Required course for Grade 8
In English at the eighth grade level, independent thinking and writing play major roles, as every student is encouraged to further develop her creative and critical skills in response to literature and in preparation for secondary school. Through discussion and writing, which include analytical and personal essays designed to promote mastery of essay writing, each student is supported as she learns to express herself clearly, accurately, and fluently. In this way, student voice is at the heart of English 8. We read short fiction, novels, narrative nonfiction, poetry, and drama. Texts may include Macbeth, The Poet X, The House on Mango Street, and One Last Word, among others.
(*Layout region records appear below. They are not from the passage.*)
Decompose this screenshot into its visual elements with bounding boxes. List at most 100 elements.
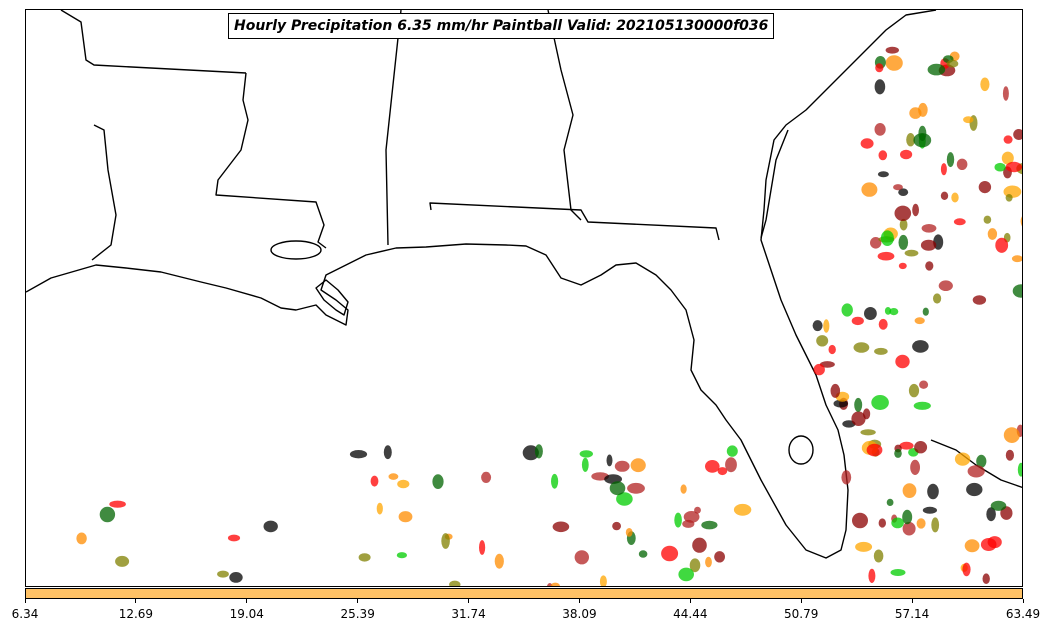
precip-blob bbox=[902, 509, 913, 525]
precip-blob bbox=[609, 481, 626, 496]
precip-blob bbox=[217, 570, 229, 578]
precip-blob bbox=[983, 215, 992, 224]
precip-blob bbox=[725, 457, 737, 473]
state-border-al-fl bbox=[429, 202, 720, 241]
precip-blob bbox=[606, 454, 613, 467]
precip-blob bbox=[919, 380, 929, 389]
precip-blob bbox=[900, 149, 913, 160]
precip-blob bbox=[894, 448, 902, 458]
precip-blob bbox=[902, 483, 917, 498]
precip-blob bbox=[854, 397, 863, 412]
precip-blob bbox=[358, 553, 371, 562]
colorbar-tick-label: 12.69 bbox=[118, 607, 154, 621]
colorbar-tick-label: 38.09 bbox=[562, 607, 597, 621]
precip-blob bbox=[966, 482, 983, 497]
precip-blob bbox=[689, 558, 701, 573]
state-border-la-tx bbox=[91, 124, 117, 261]
precip-blob bbox=[441, 533, 450, 549]
precip-blob bbox=[871, 395, 889, 410]
precip-blob bbox=[986, 507, 996, 522]
precip-blob bbox=[880, 230, 894, 246]
precip-blob bbox=[823, 319, 830, 333]
precip-blob bbox=[674, 512, 682, 528]
precip-blob bbox=[376, 502, 383, 515]
precip-blob bbox=[891, 517, 904, 529]
precip-blob bbox=[552, 521, 570, 533]
precip-blob bbox=[956, 158, 968, 170]
precip-blob bbox=[906, 133, 915, 147]
precip-blob bbox=[963, 116, 974, 124]
state-border-al-ga bbox=[547, 10, 582, 221]
precip-blob bbox=[579, 450, 593, 458]
precip-blob bbox=[889, 308, 899, 316]
precip-blob bbox=[1012, 284, 1022, 298]
map-title: Hourly Precipitation 6.35 mm/hr Paintbal… bbox=[228, 13, 775, 39]
precip-blob bbox=[833, 399, 848, 408]
precip-blob bbox=[853, 342, 870, 353]
precip-blob bbox=[982, 573, 990, 584]
precip-blob bbox=[980, 77, 990, 92]
state-border-la-ms bbox=[215, 72, 327, 249]
precip-blob bbox=[733, 503, 752, 516]
colorbar-tick bbox=[357, 599, 359, 603]
precip-blob bbox=[678, 567, 694, 582]
precip-blob bbox=[912, 340, 929, 353]
precip-blob bbox=[1020, 216, 1022, 227]
precip-blob bbox=[946, 59, 959, 68]
precip-blob bbox=[972, 295, 987, 305]
precip-blob bbox=[481, 471, 492, 483]
precip-blob bbox=[680, 484, 687, 494]
precip-blob bbox=[851, 411, 866, 427]
east-coast-ga bbox=[760, 129, 789, 239]
precip-blob bbox=[625, 528, 633, 537]
precip-blob bbox=[953, 218, 966, 226]
colorbar-tick bbox=[468, 599, 470, 603]
precip-paintballs bbox=[76, 46, 1022, 586]
precip-blob bbox=[1003, 135, 1013, 144]
precip-blob bbox=[432, 474, 444, 489]
precip-blob bbox=[899, 218, 908, 231]
precip-blob bbox=[349, 450, 368, 459]
precip-blob bbox=[987, 228, 998, 240]
precip-blob bbox=[851, 316, 864, 326]
lake-pontchartrain bbox=[270, 240, 322, 260]
precip-blob bbox=[717, 467, 728, 476]
precip-blob bbox=[705, 460, 720, 473]
precip-blob bbox=[616, 492, 633, 506]
precip-blob bbox=[99, 506, 116, 523]
precip-blob bbox=[860, 138, 874, 149]
keys bbox=[930, 439, 1022, 489]
precip-blob bbox=[927, 483, 939, 500]
precip-blob bbox=[396, 552, 407, 559]
colorbar-tick bbox=[911, 599, 913, 603]
precip-blob bbox=[76, 532, 87, 545]
precip-blob bbox=[534, 444, 543, 459]
colorbar bbox=[25, 588, 1023, 599]
precip-blob bbox=[913, 401, 931, 410]
precip-blob bbox=[229, 572, 243, 583]
lake-okeechobee bbox=[788, 435, 814, 465]
colorbar-tick bbox=[578, 599, 580, 603]
precip-blob bbox=[914, 441, 928, 454]
precip-blob bbox=[884, 307, 892, 315]
map-panel bbox=[25, 9, 1023, 587]
precip-blob bbox=[874, 123, 886, 136]
precip-blob bbox=[861, 182, 878, 197]
precip-blob bbox=[661, 545, 679, 562]
precip-blob bbox=[914, 317, 925, 325]
precip-blob bbox=[902, 521, 916, 536]
precip-blob bbox=[630, 458, 646, 473]
precip-blob bbox=[263, 520, 278, 533]
precip-blob bbox=[933, 293, 942, 304]
precip-blob bbox=[1001, 151, 1014, 165]
precip-blob bbox=[816, 335, 829, 347]
precip-blob bbox=[990, 500, 1007, 511]
precip-blob bbox=[614, 460, 630, 472]
precip-blob bbox=[890, 569, 906, 576]
precip-blob bbox=[964, 539, 980, 553]
precip-blob bbox=[913, 133, 932, 148]
precip-blob bbox=[574, 550, 589, 565]
precip-blob bbox=[705, 556, 712, 568]
precip-blob bbox=[860, 429, 876, 436]
precip-blob bbox=[1002, 86, 1009, 101]
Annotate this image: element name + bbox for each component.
Required course for Grade 7
At the seventh-grade level, students maintain their momentum by continuing to explore the various genres of literature. We read a challenging collection of texts that may include: The List; Genesis Begins Again; Howl’s Moving Castle; Poetry Speaks Who I Am; Romeo and Juliet; Good Master, Sweet Ladies; and The Outsiders. Other texts, including individual poems, myths, fairy tales, and essays, are carefully selected to be appropriate to the age and developmental level of seventh grade girls. Teachers strive to help girls truly love to read. Students will learn to present their work to an audience — aloud and in writing. Students continue to enhance their composition skills through a study of analytical writing, with an emphasis on the process of writing, not just the final product. In grammar, the girls explore sentence structure and mechanics to improve clarity in their own writing. Students will read beyond the curriculum in this course. They will also have many opportunities for creative writing in a wide variety of genres.
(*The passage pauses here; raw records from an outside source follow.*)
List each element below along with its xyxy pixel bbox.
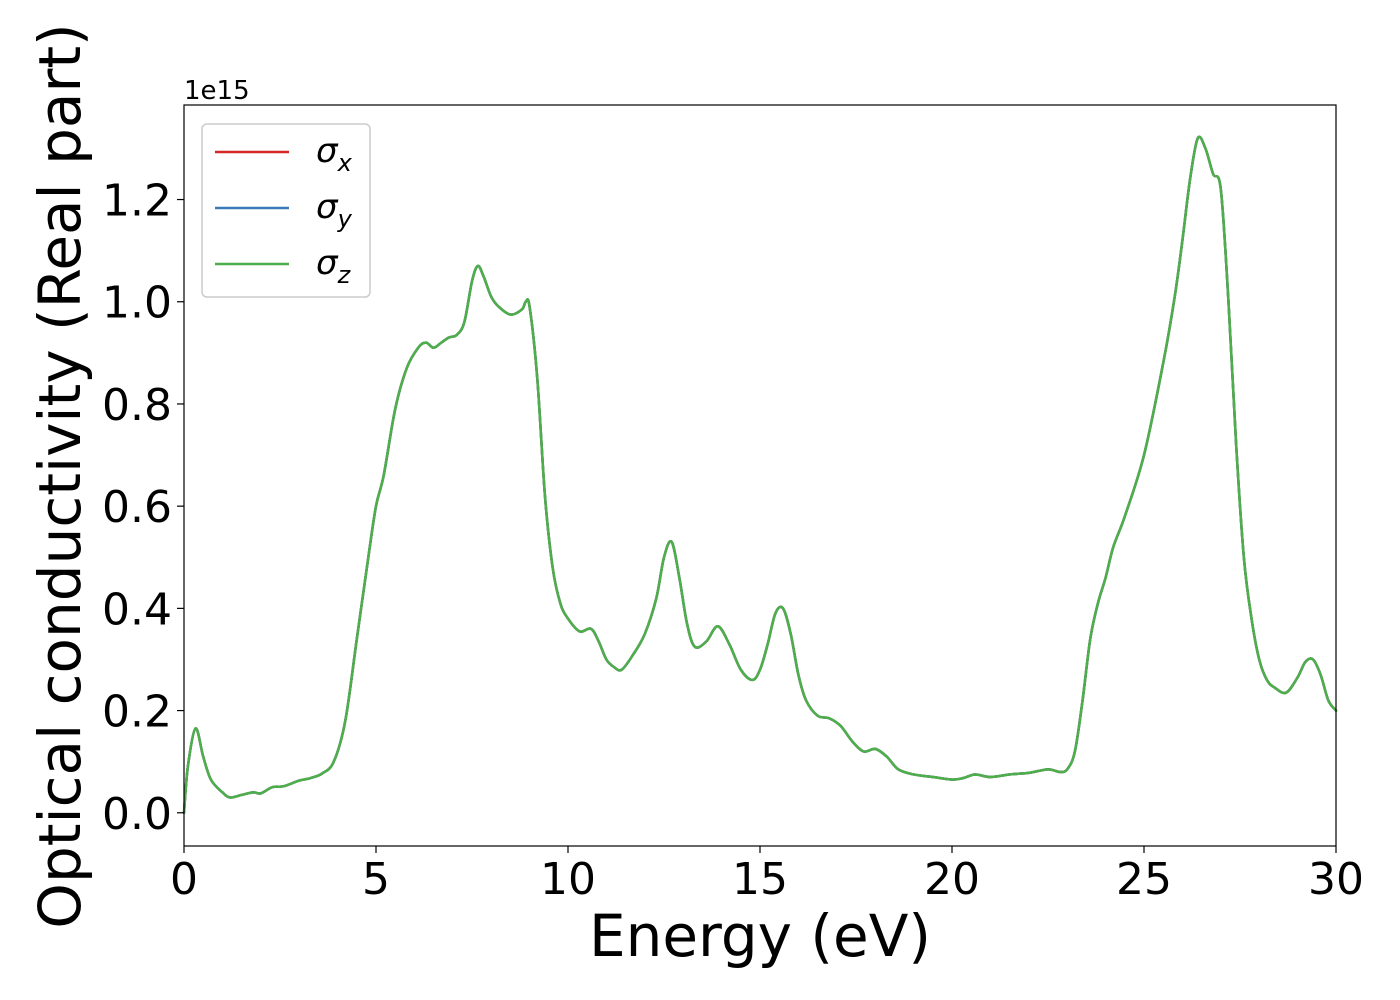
y-tick-label: 0.8 <box>102 380 172 431</box>
series-layer <box>182 135 1338 815</box>
y-axis-label: Optical conductivity (Real part) <box>26 23 94 928</box>
x-tick-label: 5 <box>362 854 390 905</box>
y-tick-label: 0.0 <box>102 789 172 840</box>
legend: σx σy σz <box>201 123 371 298</box>
y-offset-label: 1e15 <box>184 76 250 106</box>
y-tick-label: 1.2 <box>102 176 172 227</box>
x-tick-label: 20 <box>924 854 980 905</box>
x-axis-label: Energy (eV) <box>589 902 931 970</box>
plot-background <box>184 105 1336 846</box>
x-tick-label: 15 <box>732 854 788 905</box>
x-tick-label: 10 <box>540 854 596 905</box>
legend-label-sigma-z: σz <box>316 243 352 289</box>
legend-box <box>201 123 371 298</box>
y-axis: 0.0 0.2 0.4 0.6 0.8 1.0 1.2 <box>102 176 184 840</box>
legend-label-sigma-x: σx <box>316 131 353 177</box>
series-line-sigma-z <box>182 135 1338 815</box>
y-tick-label: 0.2 <box>102 687 172 738</box>
x-tick-label: 25 <box>1116 854 1172 905</box>
y-tick-label: 0.6 <box>102 482 172 533</box>
y-tick-label: 0.4 <box>102 584 172 635</box>
x-tick-label: 0 <box>170 854 198 905</box>
legend-label-sigma-y: σy <box>316 187 353 233</box>
y-tick-label: 1.0 <box>102 278 172 329</box>
x-tick-label: 30 <box>1308 854 1364 905</box>
x-axis: 0 5 10 15 20 25 30 <box>170 846 1364 905</box>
Required course for Grade 6
At the sixth-grade level, students learn to read deeply, to love reading, and to begin learning how to analyze a literary work. The study of literature at our school draws upon many genres to focus largely on works about growing up and emerging into society. Texts may include: Raymie Nightingale, Beyond the Bright Sea, Counting by 7s, Joyful Noise, a dramatic production of The Diary of Anne Frank, and A Midsummer Night’s Dream. Other texts, including individual poems, myths, fairy tales and essays are carefully selected to be appropriate to the age and developmental level of sixth grade girls. Teachers will challenge students to think in increasingly complex ways. Students will learn oral presentation and discussion skills in class. Each girl will begin to develop her authentic voice through a wide variety of writing assignments, including analysis, persuasive essay, fiction, poetry and personal writing. The Languages Department at The Ethel Walker School provides a sixth-grade grammar course that focuses on parts of speech at the sentence level; therefore, language mechanics in English 6 concentrates on logic, clarity, and flow. Art, music and creative work of all kinds will be at the heart of the course.